Sunuş bölümünde Hacı Tonak, Kürt Mehmet’i anlatırken şöyle bir cümle kullanıyor:
“Acıma duygusu yüksektir. Vicdanı kolay kanayanlardandır, kanadığında da merhametle kanar. Onu nereden anlarsın? Bir melodrama gülerken aynı zamanda ağlayabilmesinden…“
Evet, yeni bir tanımlama olsa da o günkü birçok devrimcinin ruh hâlini iyi yansıtıyor.
Kürt Mehmet, kitabını okuyacağınızı bildiğimden içeriğini uzun uzadıya anlatacak değilim. Ancak altını çizeceğim küçük küçük anlatılar var.
“Evet, bir devrimcinin devrimci olarak bilinen birinin temiz olması ve temiz kalması gerekir…”
“Çünkü devrimcilik bir yaşam biçimidir. Değerlerimiz doğrultusunda oluşmuş kurallarımız vardı. Yani devrimci ahlakımız vardı…” S: 446
Yazar ve anlatıcı arasında sık sık geçen önemsenmesi gereken cümleler, bölümler var. Bunların içinde kimseye bir şey demeseler de ince bir burukluk yattığını okuyucu olarak seziyorsunuz.

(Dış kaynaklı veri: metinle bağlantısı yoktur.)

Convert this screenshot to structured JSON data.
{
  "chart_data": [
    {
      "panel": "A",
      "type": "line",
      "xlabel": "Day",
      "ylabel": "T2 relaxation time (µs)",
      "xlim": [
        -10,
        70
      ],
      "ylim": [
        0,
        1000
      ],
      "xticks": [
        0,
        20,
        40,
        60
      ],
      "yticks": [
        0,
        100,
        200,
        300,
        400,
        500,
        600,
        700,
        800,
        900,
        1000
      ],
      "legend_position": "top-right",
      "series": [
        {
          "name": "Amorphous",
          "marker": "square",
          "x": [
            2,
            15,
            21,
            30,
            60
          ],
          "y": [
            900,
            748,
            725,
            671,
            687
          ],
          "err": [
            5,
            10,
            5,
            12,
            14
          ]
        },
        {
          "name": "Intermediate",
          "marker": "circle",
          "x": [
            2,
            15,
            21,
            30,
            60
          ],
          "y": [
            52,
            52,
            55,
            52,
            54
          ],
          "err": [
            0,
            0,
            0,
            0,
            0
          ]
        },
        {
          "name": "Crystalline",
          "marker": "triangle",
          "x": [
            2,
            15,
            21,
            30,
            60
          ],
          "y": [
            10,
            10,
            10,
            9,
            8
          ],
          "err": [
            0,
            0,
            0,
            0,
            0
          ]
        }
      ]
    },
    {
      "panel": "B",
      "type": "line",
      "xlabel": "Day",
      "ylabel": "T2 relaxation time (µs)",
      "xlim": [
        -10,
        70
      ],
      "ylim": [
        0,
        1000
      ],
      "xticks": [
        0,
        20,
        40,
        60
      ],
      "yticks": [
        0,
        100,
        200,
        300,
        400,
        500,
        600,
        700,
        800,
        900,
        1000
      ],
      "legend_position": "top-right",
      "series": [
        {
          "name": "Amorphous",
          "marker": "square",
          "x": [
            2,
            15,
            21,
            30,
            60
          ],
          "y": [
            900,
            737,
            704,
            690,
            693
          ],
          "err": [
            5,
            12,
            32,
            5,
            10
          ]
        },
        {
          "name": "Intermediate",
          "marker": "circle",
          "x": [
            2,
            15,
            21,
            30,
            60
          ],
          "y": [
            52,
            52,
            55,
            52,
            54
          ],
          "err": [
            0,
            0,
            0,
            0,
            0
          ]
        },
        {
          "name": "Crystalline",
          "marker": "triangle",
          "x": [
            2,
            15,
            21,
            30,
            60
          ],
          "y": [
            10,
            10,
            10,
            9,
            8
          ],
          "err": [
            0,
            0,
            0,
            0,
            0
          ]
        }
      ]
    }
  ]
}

TİP, THKP-C, DEV-GENÇ ve Devrimci Yol sürecinden geçen bir ömürden söz ediyorum. Malatya’nın bir köyünden çıkıp devrimci gençlik mücadelesi, köylülerin ve işçilerin örgütlenmesi, Filistin kamplarında eğitim, karanlık dönemlerde işkence, hapishane yaşamları…
Zorlu, acı dolu mücadelenin içinde beni gülümseten, hatta çok güldüren bölümler de az değil… Özellikle alıntı yapmayacağım bir anekdotu okurken kendi kendime gülmekten kırıldım, gözlerimden yaş geldi desem yeridir.
Yakın tarihe not düşen Mehmet Tekin’i ve kitabın yazarı Dr. Metehan Akbulut’u kutluyorum.
Sosyalizm mücadelesinde iz bırakanları selamlıyorum.
Bir dönemin mücadelesini anlatan, toplumun belleğini canlı ve güncel tutan bu nitelikteki kitaplara halen çok gereksinimimiz var. Mücadeleyi veren Kürt Mehmet’e, o günleri bugünlere taşıyan Dr. Metehan Akbulut’a, değerli yayıncımız Faruk Demirel’e çok teşekkür ediyorum. “Kürt Mehmet”i okuyorum. Yarıyı geçtim. Bu ülkedeki demokrasi, özgürlük, eşitlik mücadelesinin içinde olan her arkadaşa almalarını, okumalarını ve okutmalarını öneririm.